I am still thinking that I might add something measuring how succesfull horse has been when it comes to pricemoney.

Originally I was planning on normalising ratings but that was before I came up with that list and now that I think of it, I might just as well use them as they are and dividing with suitably big number to bring them to less than one. Money Class shift and Course/Distance winner I am putting in as boolean values.

Only problem with that is the fact that speed figures above can be less than zero, I need to find a way to handle that.

Neural Network Diary #2: Tools & Data

Before we get to actually build the neural network I am going to go through the tools that I am planning to use during the project. This list is obviously subject to change but this is what I feel at this point that I will need to complete this.

I will need to do a fair bit of modifying of data and for that I am using Ruby. Naturally one can use any programming language they wish but I am most familiar with Ruby and I like how readable and natural language like the scripts are. When it is relevant I am going to post the code or at least snippets of it in the blog as well. If you are new to Ruby it might be worthwhile to look at this quick start at Ruby official site or this pretty throughout tutorial at Tutorials Point. in the end though, what is needed is pretty simple and beginner level stuff, some calculations and loops mostly.

One could build the Neural Network software from ground up, but I am going to rely on existing library for this purpose. Earlier I have been using AI4R but as I mentioned in my post telling about new version of Raiform I have moved on to FANN or Fast Artificial Neural Network. It seems to be doing a bit better job even with same kind of network topology but what I especially like is feature called Cascade2. It dynamically builds and trains the topology and that is what I used to build the network for Raiform 2.0.

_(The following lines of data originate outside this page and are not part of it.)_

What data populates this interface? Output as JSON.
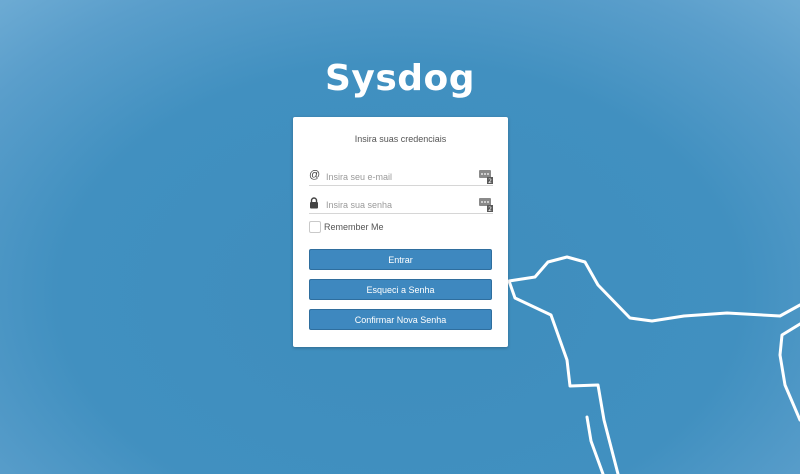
{
  "app": {
    "title": "Sysdog"
  },
  "login": {
    "heading": "Insira suas credenciais",
    "email": {
      "value": "",
      "placeholder": "Insira seu e-mail",
      "icon": "at-sign-icon"
    },
    "password": {
      "value": "",
      "placeholder": "Insira sua senha",
      "icon": "lock-icon"
    },
    "password_manager_icon": "password-manager-icon",
    "remember": {
      "label": "Remember Me",
      "checked": false
    },
    "buttons": {
      "login": "Entrar",
      "forgot": "Esqueci a Senha",
      "confirm": "Confirmar Nova Senha"
    }
  },
  "colors": {
    "background": "#4190c0",
    "button": "#3e88bf",
    "card": "#ffffff",
    "dog_outline": "#ffffff"
  }
}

Neural networks are a pretty advanced topic and while it does help if you understand how they work it is till possible to utilize them even if most of the underlying math is left untouched. FANN has Ruby bindings (In addition to several other languages) and I am using Ruby gem called ruby-fann to take advantage of it. FANN has several graphical interfaces as well but I find it a lot easier to work in command line (Command line in windows is pain to work with so be warned or use a proper OS like Linux 🙂 ). If you wish to get a primer about Neural networks you could read for example this.

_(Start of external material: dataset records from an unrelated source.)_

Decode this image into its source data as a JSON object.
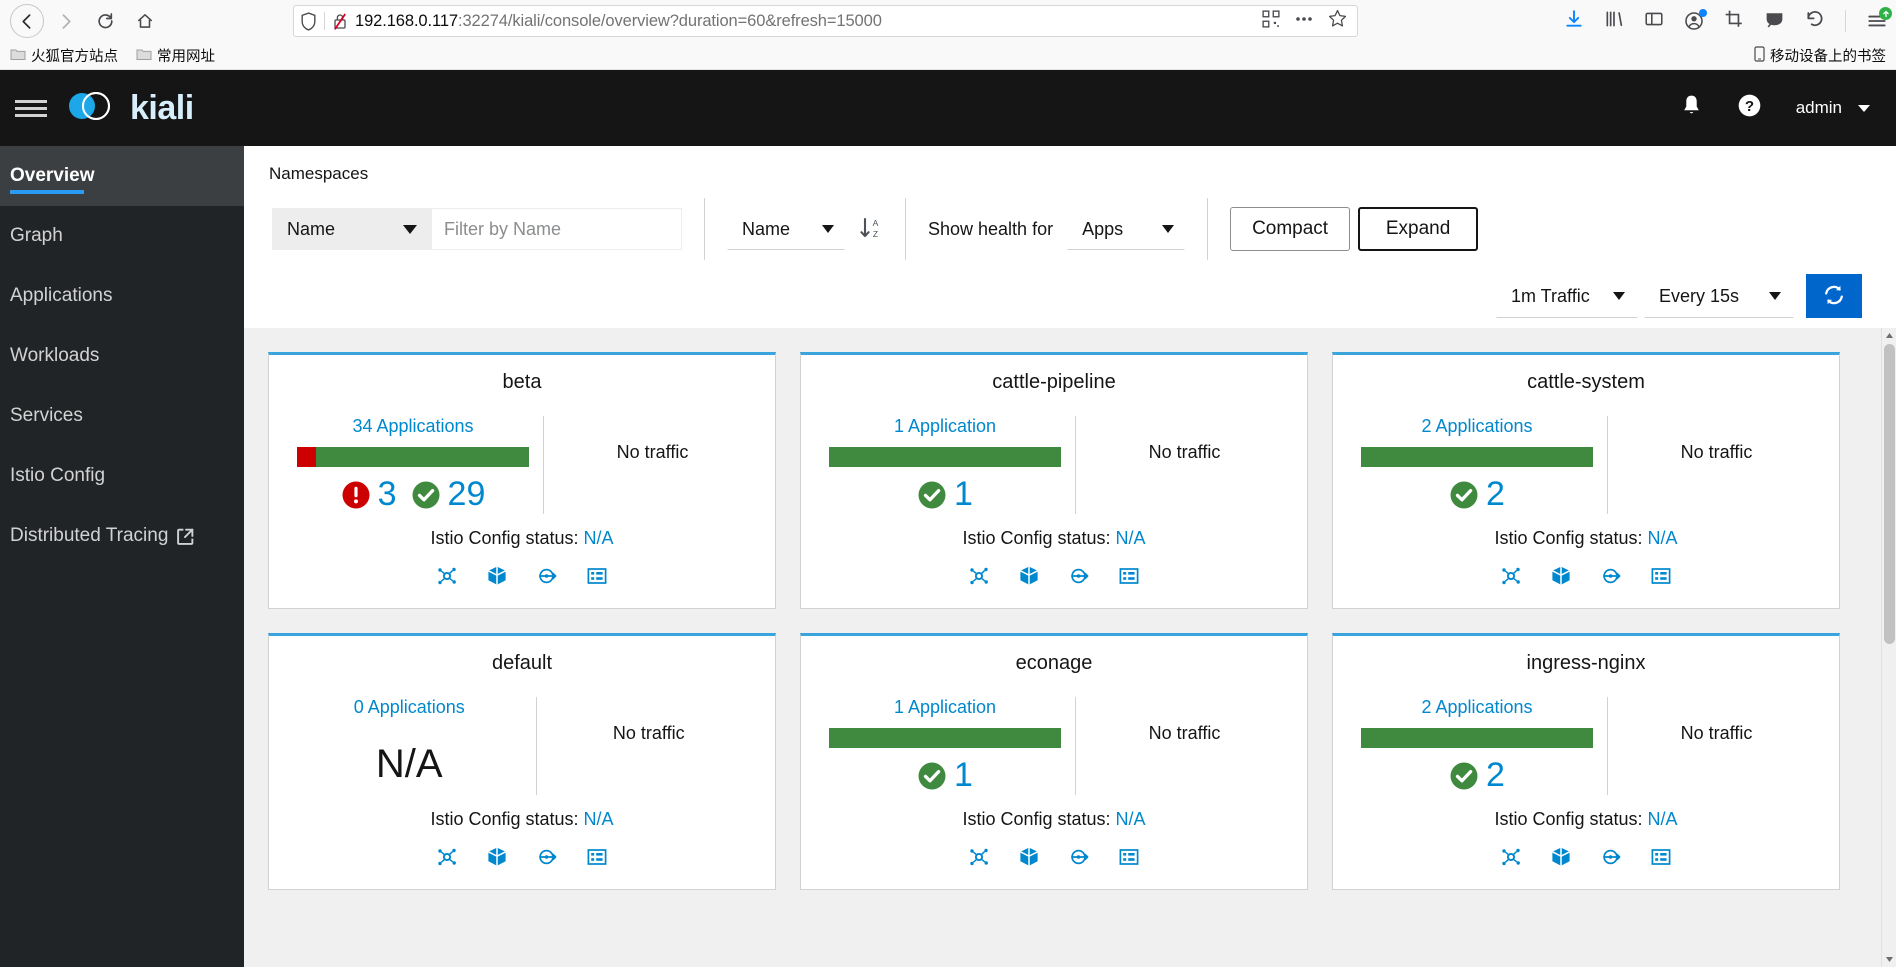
{
  "browser": {
    "url_host": "192.168.0.117",
    "url_rest": ":32274/kiali/console/overview?duration=60&refresh=15000",
    "bookmarks": [
      {
        "label": "火狐官方站点",
        "icon": "folder-icon"
      },
      {
        "label": "常用网址",
        "icon": "folder-icon"
      }
    ],
    "bookmarks_right_label": "移动设备上的书签",
    "toolbar_icons": [
      "download-icon",
      "library-icon",
      "sidebar-icon",
      "account-icon",
      "screenshot-icon",
      "pocket-icon",
      "undo-icon",
      "menu-icon"
    ],
    "nav_icons": [
      "back-icon",
      "forward-icon",
      "reload-icon",
      "home-icon"
    ]
  },
  "masthead": {
    "brand": "kiali",
    "username": "admin",
    "icons": [
      "bell-icon",
      "help-icon",
      "caret-down-icon"
    ]
  },
  "sidebar": {
    "items": [
      {
        "label": "Overview",
        "active": true,
        "external": false
      },
      {
        "label": "Graph",
        "active": false,
        "external": false
      },
      {
        "label": "Applications",
        "active": false,
        "external": false
      },
      {
        "label": "Workloads",
        "active": false,
        "external": false
      },
      {
        "label": "Services",
        "active": false,
        "external": false
      },
      {
        "label": "Istio Config",
        "active": false,
        "external": false
      },
      {
        "label": "Distributed Tracing",
        "active": false,
        "external": true
      }
    ]
  },
  "toolbar": {
    "section_title": "Namespaces",
    "filter_type": "Name",
    "filter_placeholder": "Filter by Name",
    "filter_value": "",
    "sort_by": "Name",
    "sort_direction_icon": "sort-alpha-down-icon",
    "show_health_label": "Show health for",
    "health_for": "Apps",
    "compact_label": "Compact",
    "expand_label": "Expand",
    "traffic_duration": "1m Traffic",
    "refresh_interval": "Every 15s",
    "refresh_icon": "refresh-icon"
  },
  "namespaces": [
    {
      "name": "beta",
      "apps_label": "34 Applications",
      "traffic": "No traffic",
      "istio_config_label": "Istio Config status:",
      "istio_config_value": "N/A",
      "has_bar": true,
      "error_count": "3",
      "healthy_count": "29",
      "error_pct": 8,
      "healthy_pct": 92,
      "na": false,
      "icons": [
        "graph-icon",
        "applications-icon",
        "workloads-icon",
        "istio-config-icon"
      ]
    },
    {
      "name": "cattle-pipeline",
      "apps_label": "1 Application",
      "traffic": "No traffic",
      "istio_config_label": "Istio Config status:",
      "istio_config_value": "N/A",
      "has_bar": true,
      "error_count": null,
      "healthy_count": "1",
      "error_pct": 0,
      "healthy_pct": 100,
      "na": false,
      "icons": [
        "graph-icon",
        "applications-icon",
        "workloads-icon",
        "istio-config-icon"
      ]
    },
    {
      "name": "cattle-system",
      "apps_label": "2 Applications",
      "traffic": "No traffic",
      "istio_config_label": "Istio Config status:",
      "istio_config_value": "N/A",
      "has_bar": true,
      "error_count": null,
      "healthy_count": "2",
      "error_pct": 0,
      "healthy_pct": 100,
      "na": false,
      "icons": [
        "graph-icon",
        "applications-icon",
        "workloads-icon",
        "istio-config-icon"
      ]
    },
    {
      "name": "default",
      "apps_label": "0 Applications",
      "traffic": "No traffic",
      "istio_config_label": "Istio Config status:",
      "istio_config_value": "N/A",
      "has_bar": false,
      "error_count": null,
      "healthy_count": null,
      "error_pct": 0,
      "healthy_pct": 0,
      "na": true,
      "na_text": "N/A",
      "icons": [
        "graph-icon",
        "applications-icon",
        "workloads-icon",
        "istio-config-icon"
      ]
    },
    {
      "name": "econage",
      "apps_label": "1 Application",
      "traffic": "No traffic",
      "istio_config_label": "Istio Config status:",
      "istio_config_value": "N/A",
      "has_bar": true,
      "error_count": null,
      "healthy_count": "1",
      "error_pct": 0,
      "healthy_pct": 100,
      "na": false,
      "icons": [
        "graph-icon",
        "applications-icon",
        "workloads-icon",
        "istio-config-icon"
      ]
    },
    {
      "name": "ingress-nginx",
      "apps_label": "2 Applications",
      "traffic": "No traffic",
      "istio_config_label": "Istio Config status:",
      "istio_config_value": "N/A",
      "has_bar": true,
      "error_count": null,
      "healthy_count": "2",
      "error_pct": 0,
      "healthy_pct": 100,
      "na": false,
      "icons": [
        "graph-icon",
        "applications-icon",
        "workloads-icon",
        "istio-config-icon"
      ]
    }
  ],
  "colors": {
    "accent_blue": "#0088ce",
    "card_top_border": "#39a5dc",
    "healthy_green": "#3f8a3f",
    "error_red": "#cc0000",
    "primary_button": "#0066cc",
    "masthead_bg": "#151515",
    "sidebar_bg": "#212427"
  }
}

Last big building block is data. I am going to use data starting from beginning of 2012 and all of my data is originated from Racing Dossier. I have the data in a database so it is easy for me to fetch data with required filters as needed. Actual ratings that I am planning to use I will cover later on. I haven’t decided yet, but it might make sense to build a working database to handle the training and testing data. In the past I have just used csv files for this purpose.